Her crew have been honing their skills through extensive training, from sharpening vital seamanship skills, including working on the bridge team simulator and taking part in damage-control exercises, to developing further their specialised survey skills through practical training ashore, including support from the United Kingdom Hydrographic Office.
Commander George Tabeart, Commanding Officer of HMS Scott, said:
Following maintenance HMS Scott is now in fine fettle to return to her main role of ocean survey. After a tailored trials and training period in local waters, the ship will return to the deep ocean to continue adding to our knowledge of the seabed.

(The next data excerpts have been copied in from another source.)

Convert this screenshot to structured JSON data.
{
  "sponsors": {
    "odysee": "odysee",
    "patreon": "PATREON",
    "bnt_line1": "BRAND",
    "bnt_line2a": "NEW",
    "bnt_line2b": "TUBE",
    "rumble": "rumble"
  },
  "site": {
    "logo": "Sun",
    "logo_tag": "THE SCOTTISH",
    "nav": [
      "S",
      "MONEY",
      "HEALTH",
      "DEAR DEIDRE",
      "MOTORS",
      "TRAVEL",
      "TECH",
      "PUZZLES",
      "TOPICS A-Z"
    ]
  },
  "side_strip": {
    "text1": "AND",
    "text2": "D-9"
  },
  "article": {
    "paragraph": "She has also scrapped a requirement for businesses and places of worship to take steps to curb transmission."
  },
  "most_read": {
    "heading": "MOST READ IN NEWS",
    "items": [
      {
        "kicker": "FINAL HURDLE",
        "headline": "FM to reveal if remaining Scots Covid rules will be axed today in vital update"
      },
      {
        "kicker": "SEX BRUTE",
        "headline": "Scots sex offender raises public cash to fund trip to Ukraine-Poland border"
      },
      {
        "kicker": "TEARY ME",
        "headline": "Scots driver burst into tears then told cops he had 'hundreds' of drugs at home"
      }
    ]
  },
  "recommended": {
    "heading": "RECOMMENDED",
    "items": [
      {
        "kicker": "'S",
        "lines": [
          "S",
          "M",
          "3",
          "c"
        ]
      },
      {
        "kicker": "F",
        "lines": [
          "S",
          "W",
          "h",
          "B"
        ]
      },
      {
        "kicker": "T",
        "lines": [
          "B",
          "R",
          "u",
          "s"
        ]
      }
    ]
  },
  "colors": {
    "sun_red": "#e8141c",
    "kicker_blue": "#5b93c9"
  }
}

Having worked hard to prepare for the challenges ahead my ship’s company are looking forward to getting back to sea and being productive once more.
While we have enjoyed the benefits of the advice, support and services available in Devonport, and are grateful for all the expertise provided by our various partners locally, we are ready to resume our work having spent the longest ever period alongside in our home port.
The ship also honoured the memory of her namesake when she helped celebrate the centenary of the Terra Nova expedition to Antarctica led by Captain Robert F Scott of the Royal Navy - teaming up with affiliates such as the Scott Hospital and the Scott Polar Research Institute.
The centenary activities included crew members taking part in seminars and lectures held at Plymouth University, while tours of HMS Scott were offered to showcase the third Royal Navy ship to be named Scott.
Events concluded with a mess dinner at HMS Drake in Devonport Naval Base attended by HMS Scott’s crew and guests from the Royal Navy, polar communities and descendants of the original Terra Nova expedition.
As the fifth largest ship in the fleet, with a crew of 78, the ship’s size is a consequence of her sonar fit, and is capable of surveying the deepest oceans in continuous lines of up to 400 miles (644km) in length.